Olena Viktorivna Demyanenko is a Ukrainian film director, film producer, and screenwriter. She is a member of the National Union of Cinematographers of Ukraine, the Ukrainian Film Academy (since 2017) and the European Film Academy (since 2018). In 1990 she graduated from the Karpenko-Kary Kyiv Institute of Theater Arts.

== Filmography ==
A selection of films she has directed:
- Hutsulka Ksenya (2019) also producer and writer
- Moya babusya Fani Kaplan / My grandmother Fani Kaplan (2016) also producer and writer
- Mayakovskiy.
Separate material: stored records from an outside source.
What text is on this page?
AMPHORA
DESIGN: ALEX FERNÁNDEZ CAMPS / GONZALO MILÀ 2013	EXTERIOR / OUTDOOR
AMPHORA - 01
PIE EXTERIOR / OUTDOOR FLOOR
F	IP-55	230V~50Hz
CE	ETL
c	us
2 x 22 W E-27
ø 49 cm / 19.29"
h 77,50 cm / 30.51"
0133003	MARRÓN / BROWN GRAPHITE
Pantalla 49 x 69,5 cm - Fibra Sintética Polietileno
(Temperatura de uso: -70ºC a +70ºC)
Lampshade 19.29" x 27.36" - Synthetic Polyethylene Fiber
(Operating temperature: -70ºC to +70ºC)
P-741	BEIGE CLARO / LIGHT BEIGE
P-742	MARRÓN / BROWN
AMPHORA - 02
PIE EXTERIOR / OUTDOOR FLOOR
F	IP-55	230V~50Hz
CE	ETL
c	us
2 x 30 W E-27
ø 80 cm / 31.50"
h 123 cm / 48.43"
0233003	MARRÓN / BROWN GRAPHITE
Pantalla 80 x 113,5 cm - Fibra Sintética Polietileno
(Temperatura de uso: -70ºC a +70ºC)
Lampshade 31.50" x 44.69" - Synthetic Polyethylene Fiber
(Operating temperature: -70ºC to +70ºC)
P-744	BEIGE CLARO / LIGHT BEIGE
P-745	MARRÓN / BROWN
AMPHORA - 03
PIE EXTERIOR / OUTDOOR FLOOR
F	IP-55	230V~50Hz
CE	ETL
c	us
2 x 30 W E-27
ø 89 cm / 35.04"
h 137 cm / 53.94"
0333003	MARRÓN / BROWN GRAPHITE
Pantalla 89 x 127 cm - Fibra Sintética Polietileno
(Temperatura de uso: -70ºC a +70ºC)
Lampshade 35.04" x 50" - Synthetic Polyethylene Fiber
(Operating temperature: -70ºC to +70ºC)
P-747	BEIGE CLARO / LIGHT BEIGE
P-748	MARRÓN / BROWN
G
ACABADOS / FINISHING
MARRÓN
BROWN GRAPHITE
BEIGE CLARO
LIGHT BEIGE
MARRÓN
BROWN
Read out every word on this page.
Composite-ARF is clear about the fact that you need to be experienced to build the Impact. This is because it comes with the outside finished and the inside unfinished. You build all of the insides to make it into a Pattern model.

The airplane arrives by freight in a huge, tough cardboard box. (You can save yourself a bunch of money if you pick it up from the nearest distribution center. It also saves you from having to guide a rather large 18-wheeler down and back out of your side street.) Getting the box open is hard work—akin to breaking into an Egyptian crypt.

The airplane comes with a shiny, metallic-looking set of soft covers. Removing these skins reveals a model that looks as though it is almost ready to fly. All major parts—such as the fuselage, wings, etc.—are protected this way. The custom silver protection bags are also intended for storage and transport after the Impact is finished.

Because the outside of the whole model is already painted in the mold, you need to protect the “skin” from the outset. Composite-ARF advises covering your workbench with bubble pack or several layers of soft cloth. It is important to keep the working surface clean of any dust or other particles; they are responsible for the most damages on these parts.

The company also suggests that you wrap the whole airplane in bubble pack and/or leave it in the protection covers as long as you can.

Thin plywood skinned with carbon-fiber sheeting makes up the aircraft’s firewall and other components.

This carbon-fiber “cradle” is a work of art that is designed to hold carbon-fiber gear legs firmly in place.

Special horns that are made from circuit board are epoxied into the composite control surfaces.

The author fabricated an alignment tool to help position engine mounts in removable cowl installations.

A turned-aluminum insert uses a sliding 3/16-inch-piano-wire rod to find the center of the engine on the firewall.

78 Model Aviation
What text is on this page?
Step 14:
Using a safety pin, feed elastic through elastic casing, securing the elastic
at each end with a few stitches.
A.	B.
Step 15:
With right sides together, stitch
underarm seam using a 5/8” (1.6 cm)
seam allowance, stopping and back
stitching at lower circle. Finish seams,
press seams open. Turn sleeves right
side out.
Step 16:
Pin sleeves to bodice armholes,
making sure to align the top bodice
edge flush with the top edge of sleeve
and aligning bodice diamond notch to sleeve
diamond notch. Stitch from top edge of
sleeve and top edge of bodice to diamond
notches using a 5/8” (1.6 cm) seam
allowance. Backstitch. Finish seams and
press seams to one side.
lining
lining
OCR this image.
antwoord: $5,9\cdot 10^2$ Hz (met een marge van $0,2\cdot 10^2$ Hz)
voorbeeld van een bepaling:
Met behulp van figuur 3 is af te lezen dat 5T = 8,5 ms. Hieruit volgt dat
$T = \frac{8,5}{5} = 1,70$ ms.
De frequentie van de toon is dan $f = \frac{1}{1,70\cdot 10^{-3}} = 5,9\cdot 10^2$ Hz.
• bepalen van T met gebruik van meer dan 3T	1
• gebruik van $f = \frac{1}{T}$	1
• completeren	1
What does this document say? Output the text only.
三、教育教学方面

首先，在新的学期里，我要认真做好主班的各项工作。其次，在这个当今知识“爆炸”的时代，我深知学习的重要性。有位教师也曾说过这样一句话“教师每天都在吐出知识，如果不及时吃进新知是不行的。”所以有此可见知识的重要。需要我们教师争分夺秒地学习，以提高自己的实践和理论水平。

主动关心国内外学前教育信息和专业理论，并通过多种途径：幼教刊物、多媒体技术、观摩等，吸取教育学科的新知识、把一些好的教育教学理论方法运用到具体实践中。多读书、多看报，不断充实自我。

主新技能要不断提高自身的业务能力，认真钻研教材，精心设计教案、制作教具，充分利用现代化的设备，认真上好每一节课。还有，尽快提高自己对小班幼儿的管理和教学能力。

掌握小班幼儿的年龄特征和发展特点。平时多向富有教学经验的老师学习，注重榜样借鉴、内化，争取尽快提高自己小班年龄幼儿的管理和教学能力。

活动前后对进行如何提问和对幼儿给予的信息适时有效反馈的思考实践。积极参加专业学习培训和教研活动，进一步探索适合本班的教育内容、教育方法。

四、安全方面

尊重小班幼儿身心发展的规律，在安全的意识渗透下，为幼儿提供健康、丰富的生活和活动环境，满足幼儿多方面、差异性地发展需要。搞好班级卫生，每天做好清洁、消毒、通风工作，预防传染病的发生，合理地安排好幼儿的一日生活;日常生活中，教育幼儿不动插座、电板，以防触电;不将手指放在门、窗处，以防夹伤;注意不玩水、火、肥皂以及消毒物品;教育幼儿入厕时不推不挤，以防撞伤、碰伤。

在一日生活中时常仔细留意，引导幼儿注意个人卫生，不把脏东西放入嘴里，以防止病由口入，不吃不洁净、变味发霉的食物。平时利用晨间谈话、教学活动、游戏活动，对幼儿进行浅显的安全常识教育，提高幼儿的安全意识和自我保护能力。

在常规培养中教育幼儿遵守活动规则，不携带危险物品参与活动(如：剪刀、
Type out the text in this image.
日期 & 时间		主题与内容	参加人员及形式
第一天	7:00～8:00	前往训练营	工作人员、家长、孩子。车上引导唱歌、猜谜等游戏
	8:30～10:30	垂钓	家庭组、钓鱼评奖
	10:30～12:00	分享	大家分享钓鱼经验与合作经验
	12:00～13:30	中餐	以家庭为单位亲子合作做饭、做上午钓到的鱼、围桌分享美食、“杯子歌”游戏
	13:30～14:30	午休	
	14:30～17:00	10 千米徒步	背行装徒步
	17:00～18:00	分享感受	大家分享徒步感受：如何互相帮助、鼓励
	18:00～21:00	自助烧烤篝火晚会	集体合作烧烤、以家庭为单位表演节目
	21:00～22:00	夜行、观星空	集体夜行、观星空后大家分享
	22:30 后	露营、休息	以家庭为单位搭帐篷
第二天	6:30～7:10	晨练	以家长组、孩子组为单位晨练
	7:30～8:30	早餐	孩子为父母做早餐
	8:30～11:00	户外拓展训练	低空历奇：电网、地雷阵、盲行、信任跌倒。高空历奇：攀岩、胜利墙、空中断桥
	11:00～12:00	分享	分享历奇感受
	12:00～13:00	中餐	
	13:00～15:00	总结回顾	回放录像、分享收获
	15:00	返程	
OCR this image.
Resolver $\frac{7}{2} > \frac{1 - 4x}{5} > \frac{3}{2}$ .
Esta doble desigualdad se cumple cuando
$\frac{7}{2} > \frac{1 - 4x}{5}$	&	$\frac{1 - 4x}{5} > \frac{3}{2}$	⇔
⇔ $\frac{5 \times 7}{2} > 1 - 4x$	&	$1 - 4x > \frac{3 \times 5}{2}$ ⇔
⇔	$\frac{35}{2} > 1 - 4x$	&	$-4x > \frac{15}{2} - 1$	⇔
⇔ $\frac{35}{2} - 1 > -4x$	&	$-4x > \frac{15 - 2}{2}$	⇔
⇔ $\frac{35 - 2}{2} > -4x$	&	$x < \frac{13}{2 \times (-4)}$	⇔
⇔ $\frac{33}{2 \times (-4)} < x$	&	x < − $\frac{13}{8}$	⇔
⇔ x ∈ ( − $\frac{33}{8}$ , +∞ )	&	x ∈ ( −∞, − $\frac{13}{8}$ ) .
Dva Dnya / Mayakovsky. Two days (8 part TV mini series) (2013)
- F 63.9 Bolezn Iyubvi / F63.9 Love sickness (2013)

== Awards and nominations ==
Winner - 2020 Ukrainian Film Academy Awards (Best Screenplay) for Hutsuilka Ksenya, also nominated for Best Film.

2014 Odesa International Film Festival national competition for F 63.9 Bolezn Iyubvi

2016 Odesa International Film Festival national competition for Moya babusya Fani Kaplan, which was also nominated for

2017 Ukrainian Film Academy Awards (Best Film, Best Director)

She was also nominated in the Ukrainian Film Critics Awards, with Dmitriy Tomashpolskiy, in 2021 (Best Feature Film) for Storonniy (2019).